Mostly because Morgen focused on the band's first 20 years -- when it was a fulltime occupation, not the part-time gig the Stones' became after infighting sidelined them through most of the '80s -- he is able to capture their incredible and sometimes unlikely rise. He skips their first couple of years altogether, jumping from behind-the-scenes footage from the band's 1972 American tour, when the Stones were at their most decadent (we see Jagger's bare butt, and a shot of him sniffing coke off a knife) to its mid-'60s pop stardom.

It's pretty much a whirlwind from there as Morgen traces their growth from innocents to societal bad boys to the showmen they became in middle age. Along the way there are screaming girls, rioting boys, cops and establishment press bent on the band's destruction and the almost cosmic forces that make their music a disquieting soundtrack of the '60s counterculture.

The death of founding member Brian Jones is an appropriately poignant moment here. The band-changing impact of a high-profile drug bust in 1967 and the murderous environment at their free Altamont, Calif., concert in 1969 aren't glossed over.

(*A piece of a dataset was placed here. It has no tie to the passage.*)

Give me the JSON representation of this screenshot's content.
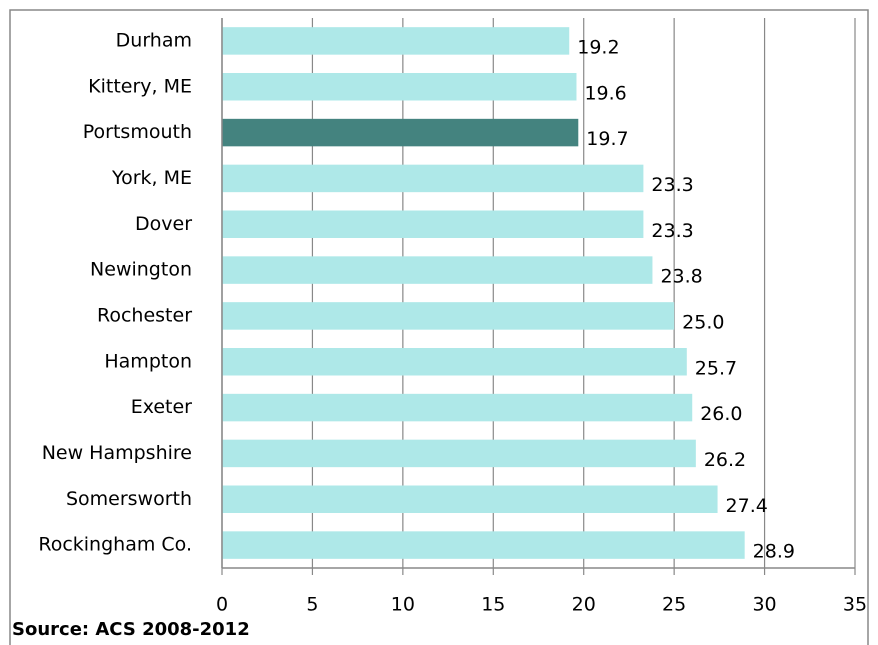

Morgen's two-hour ride wisely avoids talking heads and experts, and unwisely cuts out the women who played such key roles in the band's lives and music. Instead, he uses the recollections of the four current Stones -- Jagger, Richards, Watts and guitarist Ron Wood -- and former members Bill Wyman and Mick Taylor to tell this story of perseverance in spite of internal and external forces.Ê

Jagger, for example, defends his notoriously elusive nature in interviews as "a kind of protection against intrusion," not to mention a way to fend off the same questions over and over and over.

But the most telling observation is from Richards, who, recalling their formation, said, "We put together a band that was a little less show business. Show business was boring to us."

Of course, they're more about show business these days. Guess they'll talk about that in the sequel.

-- "Rolling Stones 50" -- Similar to, but much grander than their last retrospective book, "According to the Rolling Stones," this colorful collection includes more than 1,000 images arranged in chronological order from their first show show at London's Marquee Club on July 12, 1962, to shooting the "Shine a Light" concert film, with director Martin Scorsese in 2006.

It's filled with short reminisces by Jagger, Richards, Watts and Wood, whose blurbs are more reactive than insightful, and some wonderful concert photography.

But it's the words of drummer Charlie Watts, writing in the forward, that tells the real story of the band as it was and as it is now. "These days we don't see much of each other but when we get together we pick up right where we left off -- it's just like always," he writes. "In the early days we were very close; seeing each other and playing together almost every day was important to how we developed as a band."